UK surgical team reports encouraging early results of first hand transplantationBMJ 2013; 346 doi: http://dx.doi.org/10.1136/bmj.f79 (Published 04 January 2013) Cite this as: BMJ 2013;346:f79
A surgical team has reported encouraging results of the United Kingdom’s first hand transplant operation, which used a new technique to amputate the recipient’s non-functioning hand during the procedure, enabling the surgeons to accurately rebuild nerve structures to the transplanted hand.
The team at Leeds General Infirmary carried out the complex eight hour operation on 27 December 2012, after a donor limb became available. Its tissue matched one of the two patients listed to receive a hand transplant, 51 year old Mark Cahill, who was unable to use his right hand because of severe gout.
“This operation is the culmination of a great deal of planning and preparation over the last two years by a team including plastic surgery, transplant medicine and surgery, immunology, and rehabilitation medicine,” said Simon Kay, the consultant plastic and reconstructive surgeon who led the operation.

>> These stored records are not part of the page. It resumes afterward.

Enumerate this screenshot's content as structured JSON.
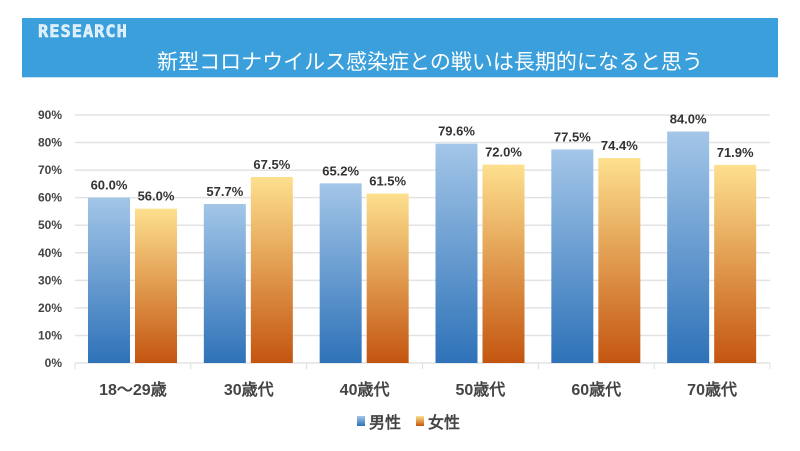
{
  "header": {
    "tag": "RESEARCH",
    "title": "新型コロナウイルス感染症との戦いは長期的になると思う"
  },
  "chart_data": {
    "type": "bar",
    "title": "新型コロナウイルス感染症との戦いは長期的になると思う",
    "categories": [
      "18〜29歳",
      "30歳代",
      "40歳代",
      "50歳代",
      "60歳代",
      "70歳代"
    ],
    "series": [
      {
        "name": "男性",
        "values": [
          60.0,
          57.7,
          65.2,
          79.6,
          77.5,
          84.0
        ],
        "color": "#4a86c6"
      },
      {
        "name": "女性",
        "values": [
          56.0,
          67.5,
          61.5,
          72.0,
          74.4,
          71.9
        ],
        "color": "#d9752a"
      }
    ],
    "yticks": [
      "0%",
      "10%",
      "20%",
      "30%",
      "40%",
      "50%",
      "60%",
      "70%",
      "80%",
      "90%"
    ],
    "ylim": [
      0,
      90
    ],
    "grid": true,
    "legend": "bottom"
  }
}
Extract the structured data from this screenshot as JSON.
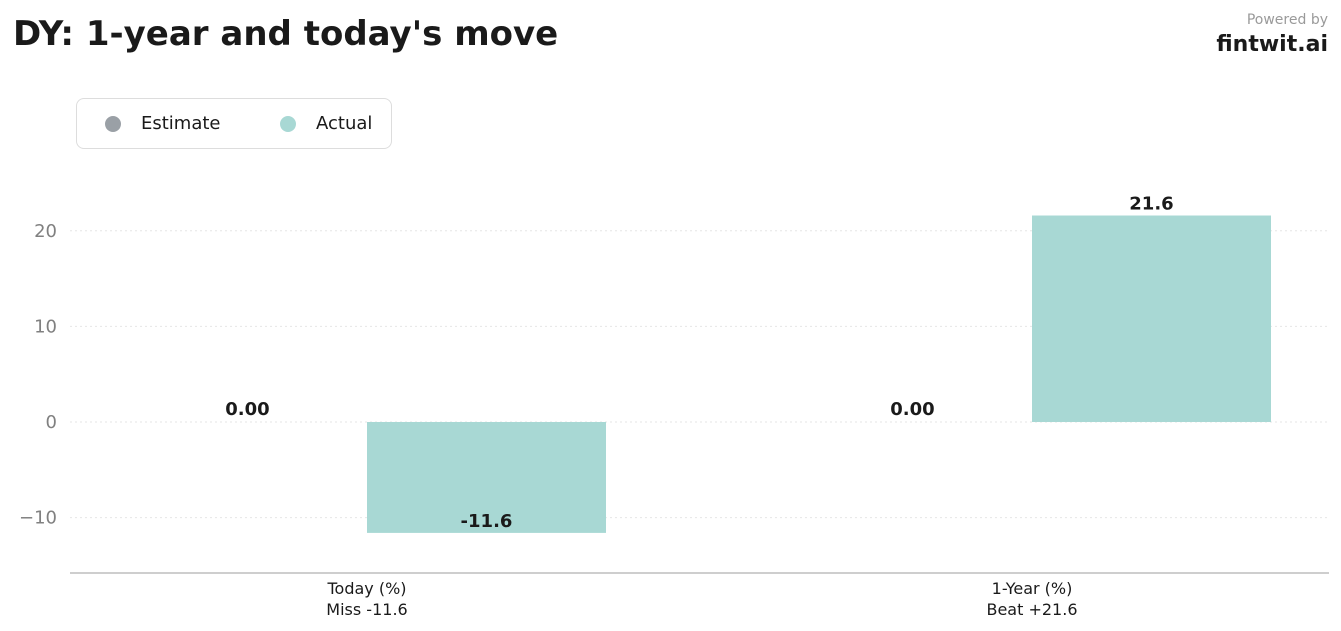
{
  "header": {
    "title": "DY: 1-year and today's move",
    "powered_by": "Powered by",
    "brand": "fintwit.ai"
  },
  "chart_data": {
    "type": "bar",
    "categories": [
      "Today (%)",
      "1-Year (%)"
    ],
    "category_sublabels": [
      "Miss -11.6",
      "Beat +21.6"
    ],
    "series": [
      {
        "name": "Estimate",
        "values": [
          0.0,
          0.0
        ],
        "labels": [
          "0.00",
          "0.00"
        ],
        "color": "#9aa0a6"
      },
      {
        "name": "Actual",
        "values": [
          -11.6,
          21.6
        ],
        "labels": [
          "-11.6",
          "21.6"
        ],
        "color": "#a8d8d4"
      }
    ],
    "yticks": [
      -10,
      0,
      10,
      20
    ],
    "ytick_labels": [
      "−10",
      "0",
      "10",
      "20"
    ],
    "ylim": [
      -15.8,
      26
    ],
    "grid": true,
    "legend_position": "top-left"
  }
}
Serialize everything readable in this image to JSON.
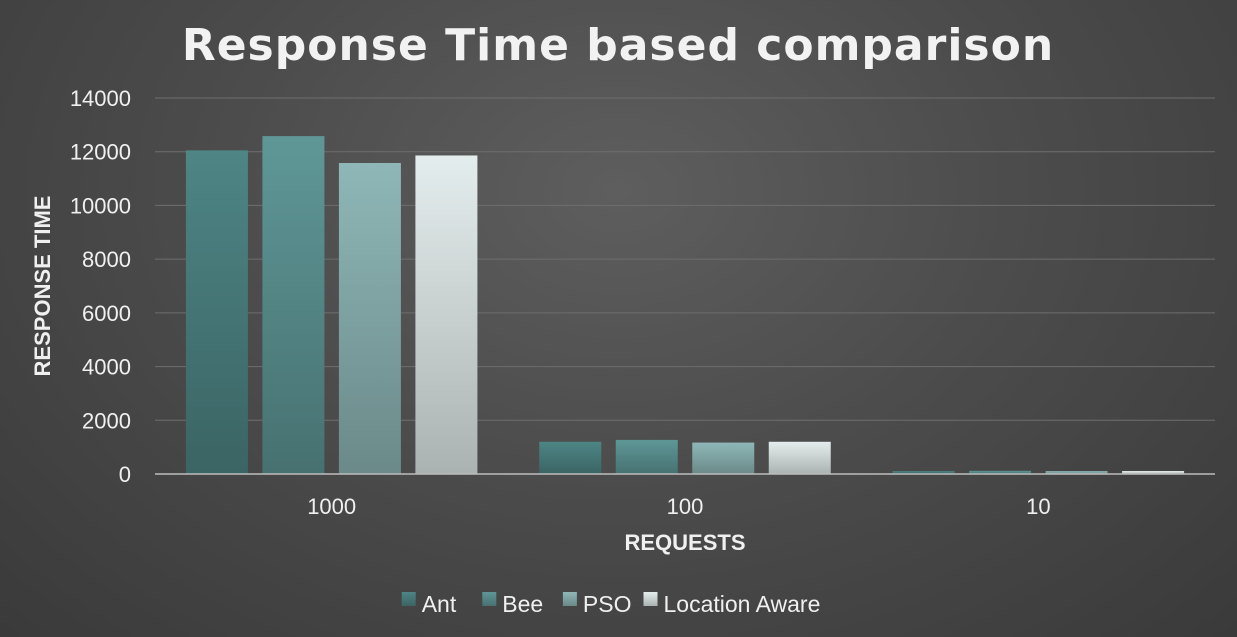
{
  "chart_data": {
    "type": "bar",
    "title": "Response Time based comparison",
    "xlabel": "REQUESTS",
    "ylabel": "RESPONSE TIME",
    "categories": [
      "1000",
      "100",
      "10"
    ],
    "series": [
      {
        "name": "Ant",
        "values": [
          12050,
          1200,
          110
        ],
        "color": "#4e8585"
      },
      {
        "name": "Bee",
        "values": [
          12580,
          1270,
          118
        ],
        "color": "#5f9797"
      },
      {
        "name": "PSO",
        "values": [
          11580,
          1170,
          108
        ],
        "color": "#8fb7b7"
      },
      {
        "name": "Location Aware",
        "values": [
          11860,
          1200,
          112
        ],
        "color": "#e4eded"
      }
    ],
    "ylim": [
      0,
      14000
    ],
    "yticks": [
      0,
      2000,
      4000,
      6000,
      8000,
      10000,
      12000,
      14000
    ],
    "grid": true,
    "legend_position": "bottom"
  }
}
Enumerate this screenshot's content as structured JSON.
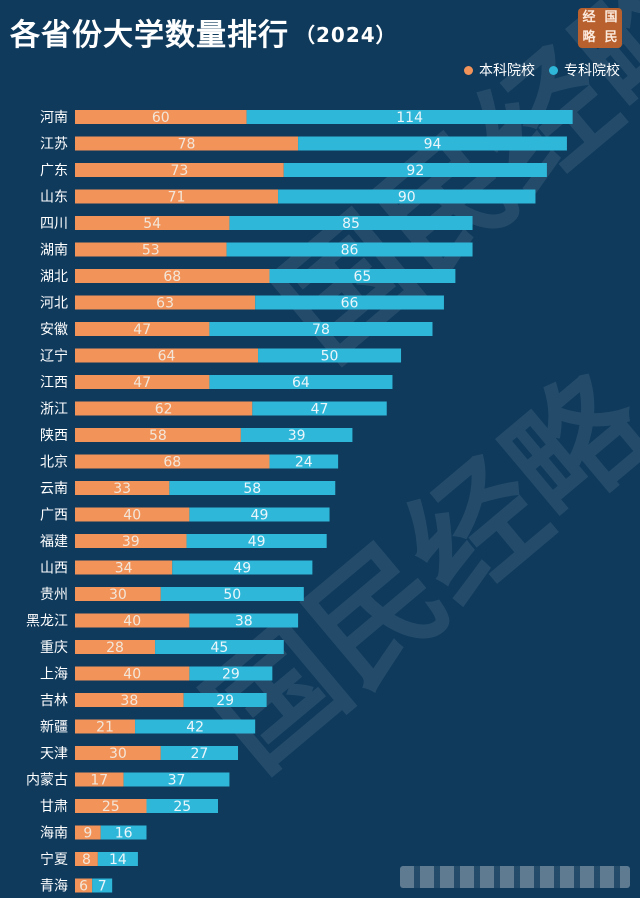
{
  "title": "各省份大学数量排行",
  "subtitle": "（2024）",
  "seal_text": [
    "国",
    "经",
    "民",
    "略"
  ],
  "watermark": "国民经略",
  "colors": {
    "background": "#0f3a5c",
    "undergraduate": "#f2935a",
    "vocational": "#2fb7d9"
  },
  "legend": [
    {
      "label": "本科院校",
      "color": "#f2935a"
    },
    {
      "label": "专科院校",
      "color": "#2fb7d9"
    }
  ],
  "chart_data": {
    "type": "bar",
    "orientation": "horizontal",
    "stacked": true,
    "title": "各省份大学数量排行（2024）",
    "categories": [
      "河南",
      "江苏",
      "广东",
      "山东",
      "四川",
      "湖南",
      "湖北",
      "河北",
      "安徽",
      "辽宁",
      "江西",
      "浙江",
      "陕西",
      "北京",
      "云南",
      "广西",
      "福建",
      "山西",
      "贵州",
      "黑龙江",
      "重庆",
      "上海",
      "吉林",
      "新疆",
      "天津",
      "内蒙古",
      "甘肃",
      "海南",
      "宁夏",
      "青海"
    ],
    "series": [
      {
        "name": "本科院校",
        "color": "#f2935a",
        "values": [
          60,
          78,
          73,
          71,
          54,
          53,
          68,
          63,
          47,
          64,
          47,
          62,
          58,
          68,
          33,
          40,
          39,
          34,
          30,
          40,
          28,
          40,
          38,
          21,
          30,
          17,
          25,
          9,
          8,
          6
        ]
      },
      {
        "name": "专科院校",
        "color": "#2fb7d9",
        "values": [
          114,
          94,
          92,
          90,
          85,
          86,
          65,
          66,
          78,
          50,
          64,
          47,
          39,
          24,
          58,
          49,
          49,
          49,
          50,
          38,
          45,
          29,
          29,
          42,
          27,
          37,
          25,
          16,
          14,
          7
        ]
      }
    ],
    "xlim": [
      0,
      174
    ],
    "legend_position": "top-right",
    "grid": false
  }
}
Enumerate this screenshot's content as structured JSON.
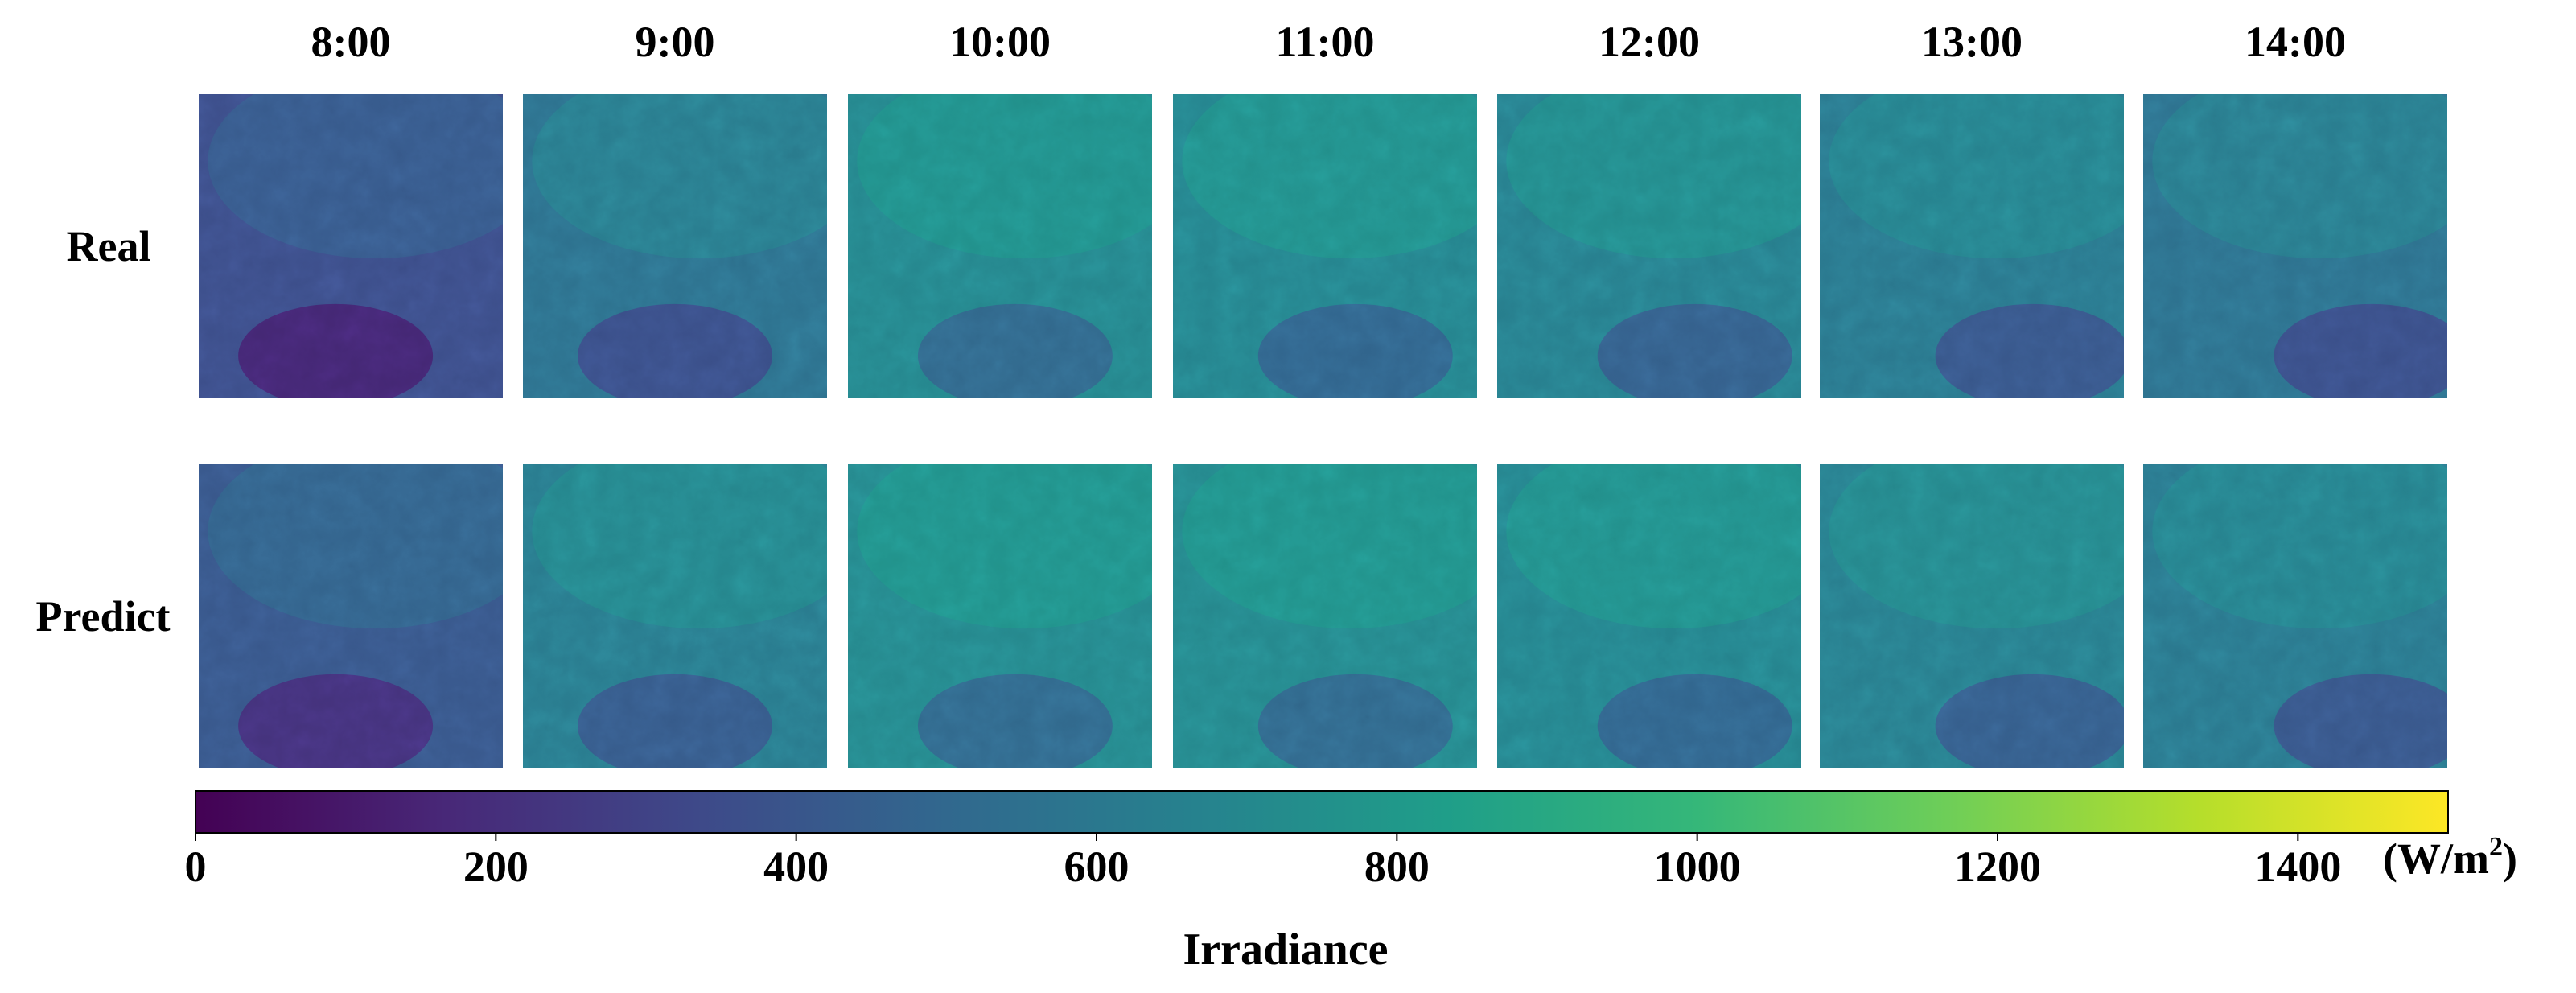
{
  "chart_data": {
    "type": "heatmap",
    "time_labels": [
      "8:00",
      "9:00",
      "10:00",
      "11:00",
      "12:00",
      "13:00",
      "14:00"
    ],
    "row_labels": [
      "Real",
      "Predict"
    ],
    "panel_mean_irradiance": {
      "Real": [
        360,
        560,
        690,
        680,
        650,
        600,
        560
      ],
      "Predict": [
        410,
        620,
        700,
        700,
        680,
        640,
        600
      ]
    },
    "colorbar": {
      "colormap": "viridis",
      "range": [
        0,
        1500
      ],
      "ticks": [
        0,
        200,
        400,
        600,
        800,
        1000,
        1200,
        1400
      ],
      "tick_labels": [
        "0",
        "200",
        "400",
        "600",
        "800",
        "1000",
        "1200",
        "1400"
      ],
      "unit_prefix": "(W/m",
      "unit_superscript": "2",
      "unit_suffix": ")",
      "label": "Irradiance"
    },
    "colors": {
      "viridis_stops": [
        "#440154",
        "#482878",
        "#3e4989",
        "#31688e",
        "#26828e",
        "#1f9e89",
        "#35b779",
        "#6ece58",
        "#b5de2b",
        "#fde725"
      ]
    }
  }
}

“The team was on standby from the end of November awaiting a suitable donor limb, and the call came just after Christmas,” he explained. “It is still early days, but indications are good and the patient is making good progress.”
Hand transplantation was pioneered in Lyon, France, in 1998. Kay works closely with the transplant team in Lyon, where several successful hand transplantations have been carried out. But this was the first time that a patient’s hand had been amputated during the procedure to attach the transplanted hand.
Two surgical teams worked alongside each other, one removing the donor’s hand while a second amputated the patient’s hand. They mapped the nerves, blood vessels, and tendons very precisely before transplantation, marking them up on each hand.
This enabled them to connect the three nerves, eight blood vessels, and tendons and bones in the patient’s wrist very accurately to those in the donor hand. After attaching the bones and some tendons, the team connected the blood vessels to restore circulation to the transplanted hand. The remaining tendons were then connected and the nerves repaired.
A hospital spokesman said that the patient could not yet feel the transplanted hand but that he could move the fingers slightly. The spokesman said, “The team considers that the transplant is doing better than some other similar transplants at this stage,” adding that it was too early to comment on the success of procedure, given the risks of transplantation.
The team envisaged that feeling would develop gradually in the patient’s new hand. He is receiving physiotherapy to support rehabilitation and has also had psychological support to help him accept the new hand as his, despite the difference in appearance.
The surgical team announced in late 2011 that it was starting to look for potential candidates for hand or arm transplants after gaining considerable previous experience in surgery to reattach patients’ hands after accidental injury. It developed protocols in collaboration with NHS Blood and Transplant, the agency that oversees tissue and organ transplantation in the UK, and set up a website about the UK hand transplant programme (www.handtransplantuk.com) to provide information to patients and health professionals.
Commenting on the procedure, Norman Williams, president of the Royal College of Surgeons, said, “This is yet another example of life changing surgical advancements that are now possible. New surgical techniques together with a greater understanding of organ rejection are making an ever wider range of transplants feasible.” But he cautioned on the need to select patients who fully understood the risks and benefits of transplantation.